El patio de la casa donde vivía mi abuelo Guillermo en calle Sergio Ceppi, en La Cisterna, no era muy grande. Aun así, tenía un añoso parrón, varias plantas y un quiltro chico que, amo y señor del espacio, corría de lado a lado.
Encaramado en ese parrón, recuerdo haber descubierto el gusto por la lectura no obligada, aquella que uno elige y disfruta sin apuro, muchas veces esperando que el libro no termine nunca. Ese título fue “Ivanhoe”, la novela histórica que Walter Scott ambientó en la Inglaterra medieval.
Aprovechando el tibio sol otoñal de 1981, me sentaba durante el fin de semana en el último peldaño de una vieja escalera afirmada en los pilares del parrón. Desde ahí dominaba todo el patio y leía, viviendo las desventuras de Wilfredo de Ivanhoe, un noble sajón que cae en desgracia ante su padre, Sir Cedric, en medio de las rivalidades entre sajones y normandos.
A través de sus páginas, y con 12 años, recorrí los días posteriores a la Tercera Cruzada y el infructuoso intento de los caballeros europeos por recuperar Jerusalén, tuve la primera noción sobre la existencia de los Caballeros Templarios, aprendí sobre la intrincada historia inglesa y soñé con el amor sufrido, pero triunfante, de Ivanhoe y Lady Rowena. A fin de cuentas, Walter Scott era un escritor romántico.
En ese tiempo, yo cursaba mi primer año como alumno interno en el INBA y esperaba el fin de semana que me tocaba donde mi abuelo, cuando no viajaba a mi casa en San Vicente, para apropiarme de la escalera del parrón y ocupar mi lugar favorito de lectura.
Hace unos días, buscando libros en la web, encontré una edición digital de “Ivanhoe”. La descargué con dudas, confieso, porque hasta ahora tenía cierto prejuicio hacia la lectura en pantalla. Como partidario del “libro físico”, pensaba que a través de la fría pantalla de un tablet era imposible lograr la experiencia lectora que resulta del acto de tomar un libro, auscultar su forma material y sentir el roce de sus hojas en la medida que avanzamos en la historia que nos cuenta.
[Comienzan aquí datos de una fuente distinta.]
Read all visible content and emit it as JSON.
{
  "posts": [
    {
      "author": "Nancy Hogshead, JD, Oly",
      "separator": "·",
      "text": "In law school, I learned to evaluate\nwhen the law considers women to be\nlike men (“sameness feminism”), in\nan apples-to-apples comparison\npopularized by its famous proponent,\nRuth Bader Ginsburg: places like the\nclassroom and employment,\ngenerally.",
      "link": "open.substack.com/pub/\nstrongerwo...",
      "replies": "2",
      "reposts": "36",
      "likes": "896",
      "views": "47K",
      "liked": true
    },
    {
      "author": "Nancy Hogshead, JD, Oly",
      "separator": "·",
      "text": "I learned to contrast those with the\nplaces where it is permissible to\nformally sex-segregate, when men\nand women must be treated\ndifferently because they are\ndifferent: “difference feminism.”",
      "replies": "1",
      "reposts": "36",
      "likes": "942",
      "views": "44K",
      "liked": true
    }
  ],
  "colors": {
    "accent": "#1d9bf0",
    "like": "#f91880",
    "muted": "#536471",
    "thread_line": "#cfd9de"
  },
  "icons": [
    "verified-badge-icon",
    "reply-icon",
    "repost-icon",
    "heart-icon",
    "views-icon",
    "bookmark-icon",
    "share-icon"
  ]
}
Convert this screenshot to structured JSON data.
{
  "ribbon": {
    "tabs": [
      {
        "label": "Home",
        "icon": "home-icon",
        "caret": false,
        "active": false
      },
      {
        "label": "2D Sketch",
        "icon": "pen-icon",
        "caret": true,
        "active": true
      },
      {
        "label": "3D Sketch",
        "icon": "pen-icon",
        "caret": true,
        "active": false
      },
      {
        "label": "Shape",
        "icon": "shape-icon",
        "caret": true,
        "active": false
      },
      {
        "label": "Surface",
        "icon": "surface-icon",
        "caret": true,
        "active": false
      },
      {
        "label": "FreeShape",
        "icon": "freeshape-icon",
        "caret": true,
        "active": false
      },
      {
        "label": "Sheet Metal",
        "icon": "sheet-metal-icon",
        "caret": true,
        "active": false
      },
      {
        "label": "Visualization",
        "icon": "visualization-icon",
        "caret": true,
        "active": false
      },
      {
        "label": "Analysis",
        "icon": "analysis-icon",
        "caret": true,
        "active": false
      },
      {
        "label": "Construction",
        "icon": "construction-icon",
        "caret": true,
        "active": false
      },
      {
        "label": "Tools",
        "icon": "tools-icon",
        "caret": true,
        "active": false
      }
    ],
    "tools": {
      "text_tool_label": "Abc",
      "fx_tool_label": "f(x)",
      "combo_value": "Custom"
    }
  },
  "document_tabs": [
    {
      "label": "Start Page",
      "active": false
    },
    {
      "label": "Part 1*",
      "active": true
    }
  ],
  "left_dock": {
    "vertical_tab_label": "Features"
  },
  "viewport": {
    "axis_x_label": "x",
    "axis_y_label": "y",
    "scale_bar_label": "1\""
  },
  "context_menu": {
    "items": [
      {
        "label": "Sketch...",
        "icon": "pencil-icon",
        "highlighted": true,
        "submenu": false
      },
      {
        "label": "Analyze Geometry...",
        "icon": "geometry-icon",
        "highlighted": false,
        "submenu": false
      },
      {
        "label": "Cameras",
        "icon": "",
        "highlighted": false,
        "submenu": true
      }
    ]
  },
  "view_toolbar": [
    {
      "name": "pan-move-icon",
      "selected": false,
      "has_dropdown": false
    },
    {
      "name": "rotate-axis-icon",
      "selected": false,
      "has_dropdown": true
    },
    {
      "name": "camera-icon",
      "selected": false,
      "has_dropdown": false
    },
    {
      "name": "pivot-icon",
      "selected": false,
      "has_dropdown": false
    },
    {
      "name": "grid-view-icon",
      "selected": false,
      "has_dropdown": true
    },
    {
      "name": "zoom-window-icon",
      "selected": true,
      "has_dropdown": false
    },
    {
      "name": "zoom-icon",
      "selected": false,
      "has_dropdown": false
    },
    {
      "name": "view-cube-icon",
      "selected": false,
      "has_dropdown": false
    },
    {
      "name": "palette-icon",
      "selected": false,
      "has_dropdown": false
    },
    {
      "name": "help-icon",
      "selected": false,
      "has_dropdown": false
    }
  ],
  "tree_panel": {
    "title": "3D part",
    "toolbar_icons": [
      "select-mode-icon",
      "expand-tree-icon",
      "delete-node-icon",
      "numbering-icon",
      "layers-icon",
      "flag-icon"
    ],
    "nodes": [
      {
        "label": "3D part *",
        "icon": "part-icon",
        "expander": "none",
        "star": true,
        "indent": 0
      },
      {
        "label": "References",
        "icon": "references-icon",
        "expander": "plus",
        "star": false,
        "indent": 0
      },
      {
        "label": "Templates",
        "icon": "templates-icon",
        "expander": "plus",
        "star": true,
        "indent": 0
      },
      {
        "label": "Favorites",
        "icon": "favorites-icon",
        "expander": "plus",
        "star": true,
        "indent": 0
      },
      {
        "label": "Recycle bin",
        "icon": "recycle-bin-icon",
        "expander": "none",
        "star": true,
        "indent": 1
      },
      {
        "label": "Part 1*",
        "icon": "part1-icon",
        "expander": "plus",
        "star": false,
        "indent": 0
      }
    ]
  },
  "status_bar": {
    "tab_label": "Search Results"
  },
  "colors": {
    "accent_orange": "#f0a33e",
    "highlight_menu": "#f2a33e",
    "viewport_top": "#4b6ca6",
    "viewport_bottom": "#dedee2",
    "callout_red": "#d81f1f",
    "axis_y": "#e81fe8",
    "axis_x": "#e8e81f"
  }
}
A pesar de eso, comencé a releer “Ivanhoe” en digital y confirmé que, en esta forma de lectura, parte de lo que yo consideraba como experiencia efectivamente no está. Sin embargo, descubrí que lo más importante de la lectura permanece intacto: la capacidad que nos da para viajar a otros tiempos y mundos, la posibilidad de soñar, de evocar y conectarnos interiormente con aquellos recuerdos que nos hacen felices. O que nos duelen.
Mientras comenzaba a leer, me vi de nuevo siendo niño, sentado arriba del parrón, con un libro en la mano. Desde el patio, con la sonrisa que le era característica, mi abuelo Guillermo agitaba su mano a manera de saludo. Pero no lo era, al menos no del todo, ya que esa era su forma de desafiarme a una partida de ajedrez.